Sunday, February 14, 2010

Letting Go, Episode 1


On the second night, we were still whispering. I tiptoed across the room and whispered a question to Becky. Also in a whisper, she began to respond and then, her train of thought interrupted, asked me in a normal conversational volume, "Why are we whispering?"

"I don't know," I answered, at the same volume level. I looked at the empty bassinet, and then at the screen on the video monitor, which showed a black-and-white Grace sleeping happily in her crib down the hall. I looked back at the bassinet, still propped up to alleviate Grace's reflux, which was now more askew than usual, tucked further back in the corner with the lamp awkwardly shining its full payload down on it, illuminating every bit of the inner bedding.

After 11-plus weeks, we had our room back. We could converse. We could have both lights on. We could put the white-noise on at our leisure. Heck, we could even watch TV. I'm supposed to be relieved, right? So, why is my mind congested with the thoughts of summer camp, cars at 16, and even college?

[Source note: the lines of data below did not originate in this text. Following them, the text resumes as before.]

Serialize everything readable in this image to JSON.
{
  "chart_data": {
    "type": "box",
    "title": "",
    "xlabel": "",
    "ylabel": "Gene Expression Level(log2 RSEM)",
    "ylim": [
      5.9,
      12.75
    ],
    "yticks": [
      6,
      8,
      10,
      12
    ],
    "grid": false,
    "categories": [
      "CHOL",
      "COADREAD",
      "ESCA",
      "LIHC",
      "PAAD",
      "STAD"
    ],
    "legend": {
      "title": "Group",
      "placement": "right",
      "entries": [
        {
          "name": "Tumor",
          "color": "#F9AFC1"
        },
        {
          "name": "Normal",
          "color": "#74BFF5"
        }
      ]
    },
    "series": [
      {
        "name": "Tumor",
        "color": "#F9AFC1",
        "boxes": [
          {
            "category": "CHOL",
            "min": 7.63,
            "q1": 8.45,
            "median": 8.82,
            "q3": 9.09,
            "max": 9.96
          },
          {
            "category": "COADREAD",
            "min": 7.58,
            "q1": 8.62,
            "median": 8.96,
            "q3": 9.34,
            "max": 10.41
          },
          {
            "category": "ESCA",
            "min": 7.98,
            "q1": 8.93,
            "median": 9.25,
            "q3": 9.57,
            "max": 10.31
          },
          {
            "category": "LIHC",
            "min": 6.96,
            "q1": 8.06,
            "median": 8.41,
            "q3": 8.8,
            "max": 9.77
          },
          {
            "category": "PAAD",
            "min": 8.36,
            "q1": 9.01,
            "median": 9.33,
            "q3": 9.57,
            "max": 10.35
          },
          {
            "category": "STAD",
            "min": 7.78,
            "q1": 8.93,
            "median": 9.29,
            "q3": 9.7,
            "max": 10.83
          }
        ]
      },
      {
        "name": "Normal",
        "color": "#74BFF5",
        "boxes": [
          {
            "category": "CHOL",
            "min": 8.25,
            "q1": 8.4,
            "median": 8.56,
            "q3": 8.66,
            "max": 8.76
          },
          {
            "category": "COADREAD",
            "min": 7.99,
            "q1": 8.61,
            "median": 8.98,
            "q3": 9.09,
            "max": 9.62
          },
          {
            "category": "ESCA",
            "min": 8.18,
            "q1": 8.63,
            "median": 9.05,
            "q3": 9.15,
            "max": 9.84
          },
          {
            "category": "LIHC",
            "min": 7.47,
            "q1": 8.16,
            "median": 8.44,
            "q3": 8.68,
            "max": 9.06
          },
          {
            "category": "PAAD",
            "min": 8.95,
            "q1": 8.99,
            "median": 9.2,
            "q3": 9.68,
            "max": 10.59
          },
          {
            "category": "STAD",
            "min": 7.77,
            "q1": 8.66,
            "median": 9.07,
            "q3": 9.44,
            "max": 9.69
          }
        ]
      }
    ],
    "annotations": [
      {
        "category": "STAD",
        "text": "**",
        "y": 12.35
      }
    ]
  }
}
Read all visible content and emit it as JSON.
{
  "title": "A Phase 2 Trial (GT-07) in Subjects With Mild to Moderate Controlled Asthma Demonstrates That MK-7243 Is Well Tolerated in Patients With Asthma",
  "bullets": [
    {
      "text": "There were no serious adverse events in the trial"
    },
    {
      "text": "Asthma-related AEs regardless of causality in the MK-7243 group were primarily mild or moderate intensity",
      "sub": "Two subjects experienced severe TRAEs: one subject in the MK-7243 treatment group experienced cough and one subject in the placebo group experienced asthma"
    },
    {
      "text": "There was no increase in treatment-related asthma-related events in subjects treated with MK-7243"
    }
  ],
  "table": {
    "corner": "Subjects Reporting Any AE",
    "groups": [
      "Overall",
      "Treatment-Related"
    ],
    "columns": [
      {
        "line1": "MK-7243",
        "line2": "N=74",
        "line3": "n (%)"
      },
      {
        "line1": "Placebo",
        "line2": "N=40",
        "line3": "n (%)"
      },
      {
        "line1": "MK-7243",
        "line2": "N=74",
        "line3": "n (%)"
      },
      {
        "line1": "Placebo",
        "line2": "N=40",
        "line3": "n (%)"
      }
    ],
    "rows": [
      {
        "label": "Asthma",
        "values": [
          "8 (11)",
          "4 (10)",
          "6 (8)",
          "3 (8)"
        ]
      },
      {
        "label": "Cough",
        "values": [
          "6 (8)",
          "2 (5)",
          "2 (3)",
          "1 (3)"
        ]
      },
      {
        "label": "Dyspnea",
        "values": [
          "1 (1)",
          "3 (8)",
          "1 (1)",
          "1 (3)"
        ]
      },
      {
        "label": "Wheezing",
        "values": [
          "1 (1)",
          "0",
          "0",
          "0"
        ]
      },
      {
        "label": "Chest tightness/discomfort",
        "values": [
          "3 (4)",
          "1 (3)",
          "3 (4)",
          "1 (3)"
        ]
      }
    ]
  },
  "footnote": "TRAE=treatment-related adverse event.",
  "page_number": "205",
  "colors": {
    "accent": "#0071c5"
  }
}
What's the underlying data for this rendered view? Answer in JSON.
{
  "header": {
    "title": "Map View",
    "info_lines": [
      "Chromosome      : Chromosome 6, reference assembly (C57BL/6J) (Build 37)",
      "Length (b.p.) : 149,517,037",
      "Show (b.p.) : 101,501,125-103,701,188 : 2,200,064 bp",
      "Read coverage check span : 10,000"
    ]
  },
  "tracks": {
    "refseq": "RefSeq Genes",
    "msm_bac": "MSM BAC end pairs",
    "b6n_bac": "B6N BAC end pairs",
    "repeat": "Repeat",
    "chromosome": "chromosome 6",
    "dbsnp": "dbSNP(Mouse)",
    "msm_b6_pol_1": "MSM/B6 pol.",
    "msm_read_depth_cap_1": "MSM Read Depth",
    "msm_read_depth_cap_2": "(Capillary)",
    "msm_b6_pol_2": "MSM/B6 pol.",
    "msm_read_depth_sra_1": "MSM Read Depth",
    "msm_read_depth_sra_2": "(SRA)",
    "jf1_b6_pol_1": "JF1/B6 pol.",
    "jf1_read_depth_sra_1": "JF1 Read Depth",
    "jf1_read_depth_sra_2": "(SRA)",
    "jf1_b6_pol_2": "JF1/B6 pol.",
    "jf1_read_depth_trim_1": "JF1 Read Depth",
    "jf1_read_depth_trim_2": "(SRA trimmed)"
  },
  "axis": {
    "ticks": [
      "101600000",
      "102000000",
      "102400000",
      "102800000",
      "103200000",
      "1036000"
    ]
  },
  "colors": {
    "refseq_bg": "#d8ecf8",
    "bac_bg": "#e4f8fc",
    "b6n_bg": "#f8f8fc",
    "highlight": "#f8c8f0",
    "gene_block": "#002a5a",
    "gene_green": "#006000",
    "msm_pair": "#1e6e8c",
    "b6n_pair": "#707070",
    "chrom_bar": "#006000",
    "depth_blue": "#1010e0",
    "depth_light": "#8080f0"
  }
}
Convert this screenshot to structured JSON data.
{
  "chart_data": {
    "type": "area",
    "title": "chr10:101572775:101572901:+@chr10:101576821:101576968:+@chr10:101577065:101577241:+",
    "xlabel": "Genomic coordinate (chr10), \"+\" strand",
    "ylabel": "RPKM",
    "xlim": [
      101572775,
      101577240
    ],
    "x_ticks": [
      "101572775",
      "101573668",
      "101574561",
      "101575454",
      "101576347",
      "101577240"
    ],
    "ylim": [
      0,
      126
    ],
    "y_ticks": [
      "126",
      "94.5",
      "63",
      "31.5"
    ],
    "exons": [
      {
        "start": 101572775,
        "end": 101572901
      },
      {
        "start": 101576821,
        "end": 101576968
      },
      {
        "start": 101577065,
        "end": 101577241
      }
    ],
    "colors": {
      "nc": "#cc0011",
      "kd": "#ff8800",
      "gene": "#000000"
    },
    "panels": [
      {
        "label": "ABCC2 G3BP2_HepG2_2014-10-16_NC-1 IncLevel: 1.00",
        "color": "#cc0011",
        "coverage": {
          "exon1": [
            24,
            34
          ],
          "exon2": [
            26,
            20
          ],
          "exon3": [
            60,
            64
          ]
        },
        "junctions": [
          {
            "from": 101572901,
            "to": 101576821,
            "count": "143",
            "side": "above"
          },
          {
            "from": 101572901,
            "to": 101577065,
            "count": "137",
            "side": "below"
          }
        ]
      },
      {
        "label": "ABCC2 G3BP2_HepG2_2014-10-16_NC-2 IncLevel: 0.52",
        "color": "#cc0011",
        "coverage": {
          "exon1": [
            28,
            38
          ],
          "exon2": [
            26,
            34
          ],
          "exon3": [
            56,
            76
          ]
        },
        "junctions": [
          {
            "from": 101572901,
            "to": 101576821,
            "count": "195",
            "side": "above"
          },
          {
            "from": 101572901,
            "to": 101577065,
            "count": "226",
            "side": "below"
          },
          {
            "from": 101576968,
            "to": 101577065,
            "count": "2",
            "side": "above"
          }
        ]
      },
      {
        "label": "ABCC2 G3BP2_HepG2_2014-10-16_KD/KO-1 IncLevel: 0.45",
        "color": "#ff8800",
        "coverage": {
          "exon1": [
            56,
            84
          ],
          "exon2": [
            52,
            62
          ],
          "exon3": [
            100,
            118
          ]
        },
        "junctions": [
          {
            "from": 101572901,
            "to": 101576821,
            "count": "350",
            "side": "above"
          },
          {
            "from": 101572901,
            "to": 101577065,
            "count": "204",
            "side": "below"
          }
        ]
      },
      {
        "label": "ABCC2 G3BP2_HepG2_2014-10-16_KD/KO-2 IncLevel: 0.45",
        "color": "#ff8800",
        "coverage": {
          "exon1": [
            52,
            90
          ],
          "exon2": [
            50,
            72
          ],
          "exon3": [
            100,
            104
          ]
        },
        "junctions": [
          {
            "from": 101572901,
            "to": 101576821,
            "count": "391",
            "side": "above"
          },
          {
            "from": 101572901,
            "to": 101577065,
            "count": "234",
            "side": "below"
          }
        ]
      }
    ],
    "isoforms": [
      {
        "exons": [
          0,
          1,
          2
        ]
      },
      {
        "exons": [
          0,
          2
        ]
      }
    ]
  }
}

Why, alongside the joy in seeing my little girl grow up before my eyes, do I have this gnawing little pain in my heart?

Parents always tell children that "the hardest part of being a parent is letting go." This usually follows some epic battle between parents and child, the parents stubborn and reluctant to let the child do something he REALLY wants to do because they feel it's "too grown up." Certainly, I don't regard Grace's graduation from bassinet to crib as "too grown up," but I was more reluctant than I ever thought I would be to let it happen, despite 11 weeks of lamenting the inability to watch TV in my own bed. When I saw that little face on the video monitor, however, and not in the bassinet in full color, my heart sank a little bit. "Oh my God," I said. "This is what I've always heard about, but never understood; this is the pain that accompanies letting go."

Children grow up; I've learned to accept this inevitability. I was, after all, a child myself once and, despite my undying belief as a child that I would never grow up, I have (sometimes, I think, unfortunately). But, it never occurred to me how difficult it would be to accept, nee let, my children grow up.

I don't want to appear as if I am bemoaning my daughter's milestones. I am going to celebrate and look back with a bursting heart on that first word, those first steps, school plays, dance recitals and all the rest. The delight all of these occasions is going to bring me is impossible to deny. Equally impossible to ignore, however, will be the little heartaches each of these occasions are going bring. Because with each step she takes forward, this little blank slate gets something else written on it.

I know that she will always be my baby, but she won't be a baby for long. I guess the heartaches we get from watching them grow up are destiny's way of reminding us who they start off as and not to let them stray too far from our hearts. I know in a matter of days seeing her in her crib will not seem strange and the bassinet will probably be put in storage. But the intervening time will better acquaint me to yet another heartache that accompanies parenthood.